A flexible electrical conduit can be very useful and easy to work with. There are a variety of situations in which it is prudent to use a flexible electrical conduit instead of a rigid electrical conduit. With flexible conduits, you trade off the better protection of the rigid conduit for ease of use and the ability to fit into tight places that a rigid conduit does not offer. These flexible conduit systems can come in a variety of materials, from plastic hosing to a braided metal tube. Their main aspect is that they are both flexible and strong and can protect wiring around tough bends and in hard to reach places. There are a variety of fast, reliable connectors on the market today for connecting a flexible electrical conduit into electrical boxes.
Step 1 - Check Your Conduit Size
Flexible electrical conduits come in many sizes and varieties. Make sure when you purchase your connector that it is made appropriately to fit the size and type of conduit that you have. Most flexible electrical conduits come in either 3/8 inch or ½ inch in diameter, although they can be much bigger for industrial applications. As mentioned before, you will have a variety of choices in the type and material of your conduit. Just make sure that you choose the type and size of the conduit that you feel is correct for the job you are doing and make sure that you buy connectors that match.

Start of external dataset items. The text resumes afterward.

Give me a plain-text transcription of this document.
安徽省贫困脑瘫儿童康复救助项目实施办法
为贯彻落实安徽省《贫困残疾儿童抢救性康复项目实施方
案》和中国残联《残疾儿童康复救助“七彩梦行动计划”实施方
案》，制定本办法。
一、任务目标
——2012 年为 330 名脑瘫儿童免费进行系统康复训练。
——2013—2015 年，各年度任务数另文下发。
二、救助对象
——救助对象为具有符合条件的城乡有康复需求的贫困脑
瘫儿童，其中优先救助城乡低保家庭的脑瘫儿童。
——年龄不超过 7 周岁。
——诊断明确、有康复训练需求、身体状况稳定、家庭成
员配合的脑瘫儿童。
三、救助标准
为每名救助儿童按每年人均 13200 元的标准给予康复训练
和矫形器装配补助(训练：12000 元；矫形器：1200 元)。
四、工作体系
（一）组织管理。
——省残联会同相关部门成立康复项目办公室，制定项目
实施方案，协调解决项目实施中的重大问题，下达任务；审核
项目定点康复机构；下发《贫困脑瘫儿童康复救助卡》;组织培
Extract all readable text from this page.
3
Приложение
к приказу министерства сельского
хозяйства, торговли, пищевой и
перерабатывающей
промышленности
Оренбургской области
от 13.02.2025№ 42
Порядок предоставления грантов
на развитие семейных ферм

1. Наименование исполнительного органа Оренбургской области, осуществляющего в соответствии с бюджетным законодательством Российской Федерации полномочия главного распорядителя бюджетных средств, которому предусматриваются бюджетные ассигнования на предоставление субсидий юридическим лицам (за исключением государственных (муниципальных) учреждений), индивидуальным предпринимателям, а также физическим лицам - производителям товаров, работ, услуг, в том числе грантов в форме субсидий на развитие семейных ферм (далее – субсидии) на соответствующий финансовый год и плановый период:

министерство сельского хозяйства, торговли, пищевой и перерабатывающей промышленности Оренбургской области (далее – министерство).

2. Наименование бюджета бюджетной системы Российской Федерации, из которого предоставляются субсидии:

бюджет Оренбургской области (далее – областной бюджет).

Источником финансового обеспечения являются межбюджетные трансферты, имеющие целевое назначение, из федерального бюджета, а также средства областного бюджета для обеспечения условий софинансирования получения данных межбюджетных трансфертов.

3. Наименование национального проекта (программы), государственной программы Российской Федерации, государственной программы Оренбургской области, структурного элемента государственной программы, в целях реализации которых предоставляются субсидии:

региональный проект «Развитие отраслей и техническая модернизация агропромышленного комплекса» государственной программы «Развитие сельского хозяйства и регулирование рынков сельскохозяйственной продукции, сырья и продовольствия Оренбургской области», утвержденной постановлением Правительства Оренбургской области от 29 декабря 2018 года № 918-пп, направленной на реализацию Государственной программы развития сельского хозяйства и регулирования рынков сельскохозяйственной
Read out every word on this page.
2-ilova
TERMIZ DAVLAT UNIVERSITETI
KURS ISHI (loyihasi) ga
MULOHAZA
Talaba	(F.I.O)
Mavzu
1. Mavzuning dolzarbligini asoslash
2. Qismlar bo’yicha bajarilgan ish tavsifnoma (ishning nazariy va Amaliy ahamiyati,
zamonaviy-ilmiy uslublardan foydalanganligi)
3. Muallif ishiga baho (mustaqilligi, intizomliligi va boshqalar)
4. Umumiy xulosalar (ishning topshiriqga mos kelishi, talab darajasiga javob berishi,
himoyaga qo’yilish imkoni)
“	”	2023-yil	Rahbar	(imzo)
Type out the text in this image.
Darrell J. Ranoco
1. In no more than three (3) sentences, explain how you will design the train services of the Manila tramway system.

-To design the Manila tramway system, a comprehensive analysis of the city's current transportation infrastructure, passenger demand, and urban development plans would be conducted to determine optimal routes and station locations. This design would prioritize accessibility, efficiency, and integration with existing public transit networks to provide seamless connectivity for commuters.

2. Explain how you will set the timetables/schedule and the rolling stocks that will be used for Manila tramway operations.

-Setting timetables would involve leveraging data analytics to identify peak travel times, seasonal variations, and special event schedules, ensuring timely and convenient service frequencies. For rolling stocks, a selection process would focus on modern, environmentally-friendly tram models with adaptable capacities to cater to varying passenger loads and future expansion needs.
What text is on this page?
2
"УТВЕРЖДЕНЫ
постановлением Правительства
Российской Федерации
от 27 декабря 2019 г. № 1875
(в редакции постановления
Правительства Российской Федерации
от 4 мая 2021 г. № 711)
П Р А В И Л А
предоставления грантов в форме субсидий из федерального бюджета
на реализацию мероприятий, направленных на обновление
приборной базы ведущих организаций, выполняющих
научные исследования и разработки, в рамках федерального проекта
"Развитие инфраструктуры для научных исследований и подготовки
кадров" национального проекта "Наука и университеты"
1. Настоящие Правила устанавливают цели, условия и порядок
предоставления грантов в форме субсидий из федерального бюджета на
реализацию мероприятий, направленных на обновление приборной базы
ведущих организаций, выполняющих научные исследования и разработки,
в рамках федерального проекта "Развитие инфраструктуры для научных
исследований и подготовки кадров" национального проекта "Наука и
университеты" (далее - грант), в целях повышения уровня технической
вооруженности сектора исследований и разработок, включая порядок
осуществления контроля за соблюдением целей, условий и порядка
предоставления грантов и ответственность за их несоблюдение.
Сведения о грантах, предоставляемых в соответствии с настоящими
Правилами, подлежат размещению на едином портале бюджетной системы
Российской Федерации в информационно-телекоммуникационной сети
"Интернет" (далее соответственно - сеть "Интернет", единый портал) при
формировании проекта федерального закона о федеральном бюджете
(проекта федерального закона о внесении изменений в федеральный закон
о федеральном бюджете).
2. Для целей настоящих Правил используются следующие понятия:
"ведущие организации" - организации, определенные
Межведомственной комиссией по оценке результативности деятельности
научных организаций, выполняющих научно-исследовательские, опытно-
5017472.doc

Step 2 - Check the Knockout Hole Size
A knockout hole on an electrical box is a partially stamped opening in the electrical box that can be popped out to allow quick access for wires or quick attachment of a conduit connector. Like the flexible electrical conduit, knockout holes can be one of a few standard sizes. Like the conduit, they are most commonly 3/8 inch to ½ inch in diameter. You must make sure you purchase the correct sized connector to connect your conduit to your electrical box.
Step 3 - Attach Connector into Conduit
You will find that one end of your conduit connector is made to be inserted into your flexible electrical conduit. These connectors attach to conduits in several ways. Most commonly they are threaded and will screw into the conduit, or often, they may have a squeeze connector that utilizes a screw to tighten onto a conduit line. You simply insert the connector until the conduit is firmly in place and then use a screwdriver to tighten the screw. As the screw tightens, a metal band will tighten around the fitting and hold the connector firmly in place.
Step 4 - Snap Connector into Knockout Hole
Once you have the connector attached securely to the end of the flexible electrical conduit, it is time to attach the connector to your electrical box. First, you need to punch out the desired knockout hole on the electrical box. To do this, simply use a screwdriver to pop out the metal disc filling the space for the connector. Once your knockout hole is prepared, it is a matter of simply snapping the connector in place inside the knockout hole.